Pekanbaru (Riaunews.com) – Dinas Pendidikan Provinsi Riau menyatakan hingga kini belum menerima laporan resmi terkait dugaan pelecehan yang dilakukan seorang guru terhadap siswinya di salah satu SMA negeri di Pekanbaru.
Kepala Dinas Pendidikan Riau, Erisman Yahya, mengatakan pihaknya baru mengetahui informasi tersebut dari pemberitaan yang beredar. Meski belum ada laporan formal, Disdik memastikan akan segera menindaklanjuti kasus tersebut.
“Belum ada laporan yang kami terima. Namun kami akan segera menurunkan tim pengawas untuk mendalami persoalan ini,” kata Erisman, Kamis (5/3/2026).
Ia menegaskan langkah tersebut dilakukan agar persoalan dapat ditangani secara tepat, sekaligus memastikan korban tidak mengalami dampak psikologis yang lebih berat akibat peristiwa tersebut.
Sebelumnya, seorang siswi berusia 17 tahun mengaku menjadi korban dugaan pelecehan oleh gurunya sendiri saat mengikuti kegiatan sekolah di wilayah Duri, Kecamatan Mandau, Kabupaten Bengkalis.
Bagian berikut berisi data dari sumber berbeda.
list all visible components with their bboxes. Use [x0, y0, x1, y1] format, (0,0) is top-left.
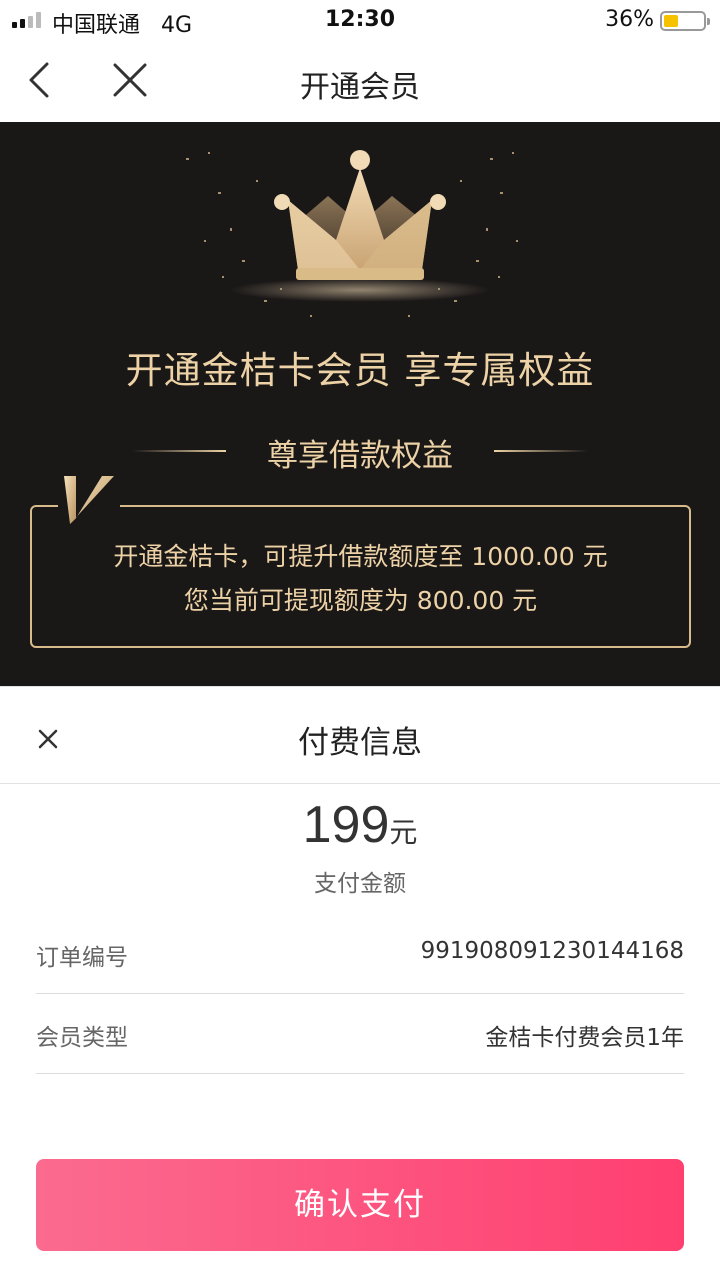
- divider-line: [494, 450, 588, 452]
- payment-amount: 199元: [0, 795, 720, 855]
- battery-icon: [660, 11, 710, 31]
- benefit-limit-text: 开通金桔卡，可提升借款额度至 1000.00 元: [113, 542, 608, 571]
- banner-headline: 开通金桔卡会员 享专属权益: [125, 349, 595, 392]
- current-limit-text: 您当前可提现额度为 800.00 元: [183, 586, 538, 615]
- amount-label: 支付金额: [314, 871, 406, 897]
- page-title: 开通会员: [300, 70, 420, 105]
- v-badge-icon: [58, 476, 120, 524]
- battery-percent: 36%: [605, 7, 654, 32]
- order-number-value: 991908091230144168: [420, 938, 684, 964]
- nav-bar: 开通会员: [0, 40, 720, 122]
- status-bar: 中国联通 4G 12:30 36%: [0, 0, 720, 40]
- amount-unit: 元: [389, 816, 418, 849]
- amount-value: 199: [302, 796, 390, 854]
- membership-banner: 开通金桔卡会员 享专属权益 尊享借款权益 开通金桔卡，可提升借款额度至 1000…: [0, 122, 720, 686]
- order-number-label: 订单编号: [36, 945, 128, 971]
- payment-sheet-header: 付费信息: [0, 686, 720, 784]
- payment-sheet-title: 付费信息: [298, 725, 422, 761]
- membership-type-row: 会员类型 金桔卡付费会员1年: [36, 994, 684, 1074]
- order-number-row: 订单编号 991908091230144168: [36, 914, 684, 994]
- crown-icon: [186, 150, 518, 317]
- membership-type-value: 金桔卡付费会员1年: [485, 1025, 684, 1051]
- benefit-subheading: 尊享借款权益: [267, 438, 453, 474]
- membership-type-label: 会员类型: [36, 1025, 128, 1051]
- benefit-card: 开通金桔卡，可提升借款额度至 1000.00 元 您当前可提现额度为 800.0…: [30, 505, 691, 648]
- confirm-payment-button[interactable]: 确认支付: [36, 1159, 684, 1251]
- battery-level: [664, 15, 678, 27]
- benefit-subheading-row: 尊享借款权益: [0, 426, 720, 476]
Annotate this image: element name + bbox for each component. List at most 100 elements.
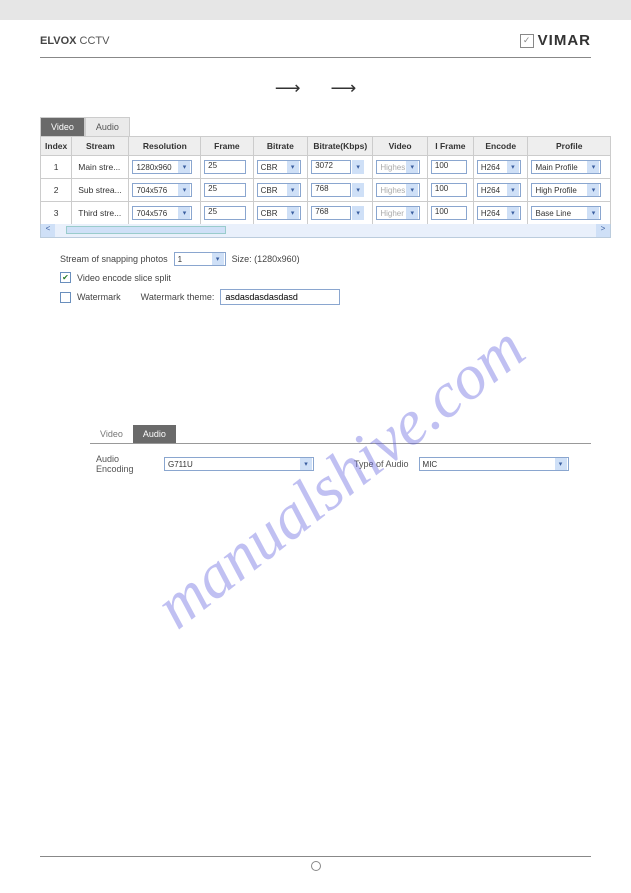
cell-profile: High Profile▾: [528, 179, 611, 202]
scroll-track[interactable]: [55, 224, 596, 237]
arrow-right-icon: ⟶: [331, 78, 357, 99]
col-index: Index: [41, 137, 72, 156]
cell-select[interactable]: Highes▾: [376, 183, 420, 197]
snap-label: Stream of snapping photos: [60, 254, 168, 264]
cell-frame: 25: [201, 202, 253, 225]
cell-iframe: 100: [427, 156, 473, 179]
cell-bk: 768▾: [308, 179, 373, 202]
cell-bitrate: CBR▾: [253, 179, 308, 202]
chevron-down-icon: ▾: [406, 184, 418, 196]
chevron-down-icon: ▾: [287, 207, 299, 219]
audio-row: Audio Encoding G711U ▾ Type of Audio MIC…: [90, 444, 591, 484]
chevron-down-icon: ▾: [212, 253, 224, 265]
cell-frame: 25: [201, 156, 253, 179]
options-block: Stream of snapping photos 1 ▾ Size: (128…: [60, 252, 607, 305]
page-header: ELVOX CCTV ✓ VIMAR: [0, 20, 631, 57]
slice-checkbox[interactable]: [60, 272, 71, 283]
audio-type-select[interactable]: MIC ▾: [419, 457, 569, 471]
cell-input[interactable]: 100: [431, 183, 467, 197]
audio-panel: Video Audio Audio Encoding G711U ▾ Type …: [90, 425, 591, 484]
cell-select[interactable]: 704x576▾: [132, 183, 192, 197]
horizontal-scrollbar[interactable]: < >: [40, 224, 611, 238]
table-row: 3Third stre...704x576▾25CBR▾768▾Higher▾1…: [41, 202, 611, 225]
col-frame: Frame: [201, 137, 253, 156]
chevron-down-icon: ▾: [406, 207, 418, 219]
cell-res: 704x576▾: [129, 179, 201, 202]
cell-input[interactable]: 25: [204, 160, 246, 174]
watermark-label: Watermark: [77, 292, 121, 302]
audio-encoding-label: Audio Encoding: [96, 454, 154, 474]
brand-logo-icon: ✓: [520, 34, 534, 48]
scroll-thumb[interactable]: [66, 226, 226, 234]
nav-arrows: ⟶ ⟶: [0, 78, 631, 99]
tab-video-2[interactable]: Video: [90, 425, 133, 443]
chevron-down-icon: ▾: [587, 184, 599, 196]
cell-video: Highes▾: [373, 156, 428, 179]
col-video: Video: [373, 137, 428, 156]
cell-stream: Main stre...: [72, 156, 129, 179]
col-bitrate-kbps: Bitrate(Kbps): [308, 137, 373, 156]
chevron-down-icon[interactable]: ▾: [352, 160, 364, 174]
snap-row: Stream of snapping photos 1 ▾ Size: (128…: [60, 252, 607, 266]
cell-res: 704x576▾: [129, 202, 201, 225]
cell-select[interactable]: Base Line▾: [531, 206, 601, 220]
watermark-checkbox[interactable]: [60, 292, 71, 303]
chevron-down-icon: ▾: [300, 458, 312, 470]
audio-encoding-value: G711U: [168, 460, 193, 469]
cell-select[interactable]: Higher▾: [376, 206, 420, 220]
video-tabs: Video Audio: [40, 117, 611, 136]
cell-select[interactable]: H264▾: [477, 160, 521, 174]
chevron-down-icon: ▾: [178, 207, 190, 219]
cell-stream: Sub strea...: [72, 179, 129, 202]
col-resolution: Resolution: [129, 137, 201, 156]
watermark-theme-label: Watermark theme:: [141, 292, 215, 302]
arrow-right-icon: ⟶: [275, 78, 301, 99]
cell-select[interactable]: 1280x960▾: [132, 160, 192, 174]
audio-encoding-select[interactable]: G711U ▾: [164, 457, 314, 471]
cell-encode: H264▾: [473, 156, 528, 179]
cell-select[interactable]: H264▾: [477, 206, 521, 220]
col-iframe: I Frame: [427, 137, 473, 156]
watermark-theme-input[interactable]: [220, 289, 340, 305]
cell-input[interactable]: 25: [204, 183, 246, 197]
chevron-down-icon: ▾: [507, 184, 519, 196]
cell-select[interactable]: CBR▾: [257, 160, 301, 174]
chevron-down-icon: ▾: [178, 184, 190, 196]
cell-select[interactable]: Main Profile▾: [531, 160, 601, 174]
snap-select[interactable]: 1 ▾: [174, 252, 226, 266]
table-row: 1Main stre...1280x960▾25CBR▾3072▾Highes▾…: [41, 156, 611, 179]
cell-input[interactable]: 100: [431, 206, 467, 220]
cell-input[interactable]: 768: [311, 206, 351, 220]
cell-select[interactable]: High Profile▾: [531, 183, 601, 197]
tab-audio-2[interactable]: Audio: [133, 425, 176, 443]
cell-bk: 768▾: [308, 202, 373, 225]
cell-video: Higher▾: [373, 202, 428, 225]
chevron-down-icon: ▾: [287, 184, 299, 196]
cell-profile: Main Profile▾: [528, 156, 611, 179]
cell-select[interactable]: Highes▾: [376, 160, 420, 174]
scroll-right-icon[interactable]: >: [596, 224, 610, 237]
cell-bitrate: CBR▾: [253, 202, 308, 225]
brand-suffix: CCTV: [76, 35, 109, 47]
chevron-down-icon[interactable]: ▾: [352, 206, 364, 220]
stream-table: Index Stream Resolution Frame Bitrate Bi…: [40, 136, 611, 225]
cell-select[interactable]: 704x576▾: [132, 206, 192, 220]
cell-index: 2: [41, 179, 72, 202]
chevron-down-icon: ▾: [287, 161, 299, 173]
slice-row: Video encode slice split: [60, 272, 607, 283]
scroll-left-icon[interactable]: <: [41, 224, 55, 237]
cell-bitrate: CBR▾: [253, 156, 308, 179]
cell-select[interactable]: CBR▾: [257, 183, 301, 197]
cell-input[interactable]: 768: [311, 183, 351, 197]
tab-video[interactable]: Video: [40, 117, 85, 136]
cell-input[interactable]: 3072: [311, 160, 351, 174]
chevron-down-icon: ▾: [587, 207, 599, 219]
tab-audio[interactable]: Audio: [85, 117, 130, 136]
cell-video: Highes▾: [373, 179, 428, 202]
cell-select[interactable]: H264▾: [477, 183, 521, 197]
cell-input[interactable]: 25: [204, 206, 246, 220]
cell-select[interactable]: CBR▾: [257, 206, 301, 220]
cell-input[interactable]: 100: [431, 160, 467, 174]
header-right: ✓ VIMAR: [520, 32, 591, 49]
chevron-down-icon[interactable]: ▾: [352, 183, 364, 197]
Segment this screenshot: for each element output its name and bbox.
Kasus ini telah dilaporkan ke Polda Riau dan saat ini tengah dalam penanganan aparat kepolisian.
Korban juga mendapat pendampingan dari Cipta Gerakan Masyarakat Perlindungan Perempuan dan Anak Riau. Wakil Ketua Umum organisasi tersebut, Rika Parlina, menyebut pihaknya menerima laporan dari korban dan keluarga yang meminta pendampingan hukum setelah ditemukan bukti berupa video dugaan peristiwa tersebut.